O juiz-conselheiro Vítor Caldeira entrou em 2016, já com este Governo, e exerceu a sua função com exigência e independência. E foram várias as circunstâncias em que aquela entidade independente que tem por objetivo fiscalizar a forma como é usado o dinheiro público foi criticada de forma agressiva por membros do Governo ou do PS (como Fernando Medina) e pelo próprio primeiro-ministro. Um exemplo?

Vou ler o relatório com serenidade, mas a experiência tem-me dito que os press releases do TdC costumam ser bastante mais dramáticos do que aquilo que é a realidade efetiva do que consta dos relatórios”, afirmou Costa ao Observador, a propósito do relatório sobre a forma como foi utilizado o dinheiro do fundo de apoio aos incêndios de 2017 em Pedrógão Grande.

É claro que o Tribunal de Contas não tem a verdade absoluta, para isso é que todos os relatórios têm o contraditório das entidades e agentes políticos visados. Mas para quem não se cansa de dizer que a justiça e a política estão em planos diferentes, não deixa de ser curiosa a forma como António Costa fala de um tribunal como se fosse uma direção-geral e não como um outro órgão de soberania, como é o Presidente da República ou a Assembleia da República.

Num perfil publicado pelo Observador em 2014, António Costa foi assim retratado por quem o conhece bem. “Foi sempre um rapaz irritadiço, com mau feitio, mas com uma imensa capacidade de trabalho, afirma Ascenso Simões, que o conhece desde os tempos da Juventude Socialista, nos anos 1970, e que, no Governo de José Sócrates, foi seu secretário de Estado”. Irritadiço e mau feitio são eufemismos. Ao fim de cinco anos como primeiro-ministro, António Costa mais parece seguir a estratégia de Trump, varre quem lhe aparece pela frente, com a cumplicidade inexplicável do Presidente da República que nada diz nem questiona.

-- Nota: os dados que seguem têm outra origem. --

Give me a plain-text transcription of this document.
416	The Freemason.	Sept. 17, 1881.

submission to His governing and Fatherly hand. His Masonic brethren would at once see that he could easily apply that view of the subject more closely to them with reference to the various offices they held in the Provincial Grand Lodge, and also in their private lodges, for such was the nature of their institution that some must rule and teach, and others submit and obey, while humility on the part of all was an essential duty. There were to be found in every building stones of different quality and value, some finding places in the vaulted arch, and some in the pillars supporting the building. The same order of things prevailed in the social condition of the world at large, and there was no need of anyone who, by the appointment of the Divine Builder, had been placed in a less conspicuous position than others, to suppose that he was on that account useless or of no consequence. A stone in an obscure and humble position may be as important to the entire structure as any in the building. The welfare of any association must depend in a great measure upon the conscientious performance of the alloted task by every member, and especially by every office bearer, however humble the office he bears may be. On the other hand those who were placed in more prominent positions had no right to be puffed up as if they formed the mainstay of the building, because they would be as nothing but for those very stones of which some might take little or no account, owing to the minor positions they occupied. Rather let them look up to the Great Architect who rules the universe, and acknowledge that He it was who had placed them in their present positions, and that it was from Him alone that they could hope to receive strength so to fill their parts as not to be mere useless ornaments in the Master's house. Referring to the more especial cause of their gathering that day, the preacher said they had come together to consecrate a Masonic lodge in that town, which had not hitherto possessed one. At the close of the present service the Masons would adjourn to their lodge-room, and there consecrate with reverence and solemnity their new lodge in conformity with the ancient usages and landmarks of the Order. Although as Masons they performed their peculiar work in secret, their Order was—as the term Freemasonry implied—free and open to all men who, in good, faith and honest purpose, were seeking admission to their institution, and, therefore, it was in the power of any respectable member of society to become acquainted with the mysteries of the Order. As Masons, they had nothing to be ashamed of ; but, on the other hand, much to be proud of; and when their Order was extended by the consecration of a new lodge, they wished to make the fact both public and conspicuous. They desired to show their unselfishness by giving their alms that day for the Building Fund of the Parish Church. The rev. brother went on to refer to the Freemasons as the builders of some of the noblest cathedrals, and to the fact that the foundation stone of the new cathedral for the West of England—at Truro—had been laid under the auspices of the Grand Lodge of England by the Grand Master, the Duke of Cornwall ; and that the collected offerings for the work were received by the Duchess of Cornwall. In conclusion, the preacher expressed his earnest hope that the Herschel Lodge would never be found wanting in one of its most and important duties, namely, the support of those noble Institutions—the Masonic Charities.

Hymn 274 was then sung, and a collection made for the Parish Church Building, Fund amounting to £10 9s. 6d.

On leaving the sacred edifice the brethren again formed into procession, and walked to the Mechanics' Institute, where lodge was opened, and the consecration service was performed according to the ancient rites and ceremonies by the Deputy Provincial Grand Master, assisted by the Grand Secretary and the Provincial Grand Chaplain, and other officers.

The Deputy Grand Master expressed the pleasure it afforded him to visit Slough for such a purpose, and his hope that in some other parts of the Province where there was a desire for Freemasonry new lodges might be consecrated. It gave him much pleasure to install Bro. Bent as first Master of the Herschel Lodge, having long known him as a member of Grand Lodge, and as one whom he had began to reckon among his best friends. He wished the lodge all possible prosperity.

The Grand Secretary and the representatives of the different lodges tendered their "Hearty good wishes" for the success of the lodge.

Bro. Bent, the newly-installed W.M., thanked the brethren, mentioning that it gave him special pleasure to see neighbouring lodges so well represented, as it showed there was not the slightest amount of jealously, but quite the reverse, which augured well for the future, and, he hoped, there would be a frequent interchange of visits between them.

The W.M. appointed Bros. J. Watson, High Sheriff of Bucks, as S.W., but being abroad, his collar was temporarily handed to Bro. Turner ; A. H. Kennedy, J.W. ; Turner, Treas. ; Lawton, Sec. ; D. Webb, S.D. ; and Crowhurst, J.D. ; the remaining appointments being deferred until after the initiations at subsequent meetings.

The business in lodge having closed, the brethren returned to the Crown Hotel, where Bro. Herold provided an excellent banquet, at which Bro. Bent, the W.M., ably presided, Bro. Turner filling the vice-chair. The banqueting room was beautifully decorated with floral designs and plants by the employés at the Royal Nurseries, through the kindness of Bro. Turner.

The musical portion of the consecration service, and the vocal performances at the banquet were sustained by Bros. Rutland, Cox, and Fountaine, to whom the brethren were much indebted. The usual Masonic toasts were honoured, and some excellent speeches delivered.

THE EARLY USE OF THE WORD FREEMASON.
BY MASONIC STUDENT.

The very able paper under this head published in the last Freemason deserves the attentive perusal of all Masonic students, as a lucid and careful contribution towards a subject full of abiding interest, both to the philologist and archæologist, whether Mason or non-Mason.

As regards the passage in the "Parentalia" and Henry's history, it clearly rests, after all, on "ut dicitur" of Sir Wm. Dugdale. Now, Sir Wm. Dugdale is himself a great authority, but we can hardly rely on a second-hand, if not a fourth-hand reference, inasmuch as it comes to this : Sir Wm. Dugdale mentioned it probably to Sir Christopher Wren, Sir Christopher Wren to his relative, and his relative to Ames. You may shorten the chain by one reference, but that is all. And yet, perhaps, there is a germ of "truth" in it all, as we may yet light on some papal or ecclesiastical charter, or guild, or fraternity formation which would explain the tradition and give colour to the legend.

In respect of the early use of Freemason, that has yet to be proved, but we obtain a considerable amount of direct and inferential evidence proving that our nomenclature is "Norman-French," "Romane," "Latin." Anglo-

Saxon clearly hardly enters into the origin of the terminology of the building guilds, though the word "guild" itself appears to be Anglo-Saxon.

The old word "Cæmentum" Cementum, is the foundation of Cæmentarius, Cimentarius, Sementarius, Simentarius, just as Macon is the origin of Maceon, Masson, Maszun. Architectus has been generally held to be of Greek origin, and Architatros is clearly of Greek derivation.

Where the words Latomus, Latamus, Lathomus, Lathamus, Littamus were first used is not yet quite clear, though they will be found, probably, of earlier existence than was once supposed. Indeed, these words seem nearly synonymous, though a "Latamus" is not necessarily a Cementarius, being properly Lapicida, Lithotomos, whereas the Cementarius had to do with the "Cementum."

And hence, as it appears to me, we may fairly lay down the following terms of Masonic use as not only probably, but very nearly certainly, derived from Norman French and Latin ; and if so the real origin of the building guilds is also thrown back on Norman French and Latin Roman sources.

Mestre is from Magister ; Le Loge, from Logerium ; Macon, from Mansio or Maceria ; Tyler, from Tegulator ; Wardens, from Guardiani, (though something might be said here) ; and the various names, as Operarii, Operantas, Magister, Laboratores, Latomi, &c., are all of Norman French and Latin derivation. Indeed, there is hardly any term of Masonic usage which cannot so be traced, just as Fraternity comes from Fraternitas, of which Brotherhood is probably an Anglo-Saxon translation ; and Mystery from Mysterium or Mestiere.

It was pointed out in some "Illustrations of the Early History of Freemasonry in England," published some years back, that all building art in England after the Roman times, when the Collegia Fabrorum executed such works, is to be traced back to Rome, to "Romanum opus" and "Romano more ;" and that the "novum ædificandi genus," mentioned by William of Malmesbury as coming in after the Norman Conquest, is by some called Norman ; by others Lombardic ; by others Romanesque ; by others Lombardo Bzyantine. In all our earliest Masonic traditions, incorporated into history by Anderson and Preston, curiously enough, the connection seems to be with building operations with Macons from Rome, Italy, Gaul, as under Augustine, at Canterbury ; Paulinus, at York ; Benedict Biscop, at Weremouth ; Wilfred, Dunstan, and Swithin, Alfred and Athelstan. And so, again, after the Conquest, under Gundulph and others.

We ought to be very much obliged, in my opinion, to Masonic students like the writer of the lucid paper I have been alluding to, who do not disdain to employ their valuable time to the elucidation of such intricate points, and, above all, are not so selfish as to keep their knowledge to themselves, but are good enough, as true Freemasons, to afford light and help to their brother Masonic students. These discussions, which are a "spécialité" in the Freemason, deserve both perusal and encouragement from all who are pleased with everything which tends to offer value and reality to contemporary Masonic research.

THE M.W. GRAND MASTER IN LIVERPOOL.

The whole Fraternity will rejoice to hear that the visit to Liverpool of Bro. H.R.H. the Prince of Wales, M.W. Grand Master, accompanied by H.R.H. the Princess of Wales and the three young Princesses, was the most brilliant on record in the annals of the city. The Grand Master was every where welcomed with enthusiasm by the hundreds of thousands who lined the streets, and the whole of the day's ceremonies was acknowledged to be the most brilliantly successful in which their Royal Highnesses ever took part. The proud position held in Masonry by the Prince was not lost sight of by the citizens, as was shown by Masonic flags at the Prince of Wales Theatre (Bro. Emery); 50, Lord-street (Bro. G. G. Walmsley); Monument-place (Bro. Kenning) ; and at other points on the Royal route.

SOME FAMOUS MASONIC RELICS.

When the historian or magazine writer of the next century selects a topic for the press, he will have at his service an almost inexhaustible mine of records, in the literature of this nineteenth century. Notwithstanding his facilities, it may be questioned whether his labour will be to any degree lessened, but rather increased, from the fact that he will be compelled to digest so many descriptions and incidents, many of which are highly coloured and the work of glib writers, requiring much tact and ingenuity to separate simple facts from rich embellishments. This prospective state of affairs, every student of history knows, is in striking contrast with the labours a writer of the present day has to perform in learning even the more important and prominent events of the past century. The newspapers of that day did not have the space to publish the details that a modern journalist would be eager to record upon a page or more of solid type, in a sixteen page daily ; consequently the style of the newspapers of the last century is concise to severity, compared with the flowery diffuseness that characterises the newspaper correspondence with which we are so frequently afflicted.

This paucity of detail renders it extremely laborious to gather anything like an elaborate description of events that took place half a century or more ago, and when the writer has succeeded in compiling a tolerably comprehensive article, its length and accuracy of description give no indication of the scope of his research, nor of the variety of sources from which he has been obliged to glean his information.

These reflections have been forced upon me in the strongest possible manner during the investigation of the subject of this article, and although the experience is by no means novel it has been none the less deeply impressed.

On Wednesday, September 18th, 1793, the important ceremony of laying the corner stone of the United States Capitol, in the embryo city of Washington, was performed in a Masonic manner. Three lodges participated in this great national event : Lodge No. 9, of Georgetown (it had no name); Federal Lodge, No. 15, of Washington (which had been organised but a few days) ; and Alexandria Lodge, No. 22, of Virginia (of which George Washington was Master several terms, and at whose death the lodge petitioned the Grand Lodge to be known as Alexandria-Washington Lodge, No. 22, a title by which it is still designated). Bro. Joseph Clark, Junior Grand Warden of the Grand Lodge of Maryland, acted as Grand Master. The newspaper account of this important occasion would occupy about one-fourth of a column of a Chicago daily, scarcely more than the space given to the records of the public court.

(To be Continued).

Todas as substituições são feitas sem qualquer explicação razoável, a não ser o desejo de António Costa de afastar os que garantem a independência dessas instituições e não chegam a conclusões alinhadas com o que decidiu. E para cada uma das pessoas substituídas é fácil encontrar decisões que puseram em causa o Governo e as suas decisões. Lembram-se das investigações de Joana Marques Vidal sobre Manuel Vicente e o “irritante” com Angola ou as viagens do Euro2016 que obrigou a uma remodelação? Lembram-se dos sucessivos relatórios do Tribunal de Contas, o último dos quais sobre o Código da Contratação Pública? O resultado foi sempre o mesmo, a substituição dos respetivos presidentes.

O afastamento do presidente do Tribunal de Contas, impedindo-o de fazer um novo mandato, como as substituições passadas, particularmente de Joana Marques Vidal, são tanto mais preocupantes quando vêm aí milhares de milhões e o primeiro-ministro repete à exaustão que vai haver transparência e escrutínio na sua execução. Podemos mesmo acreditar?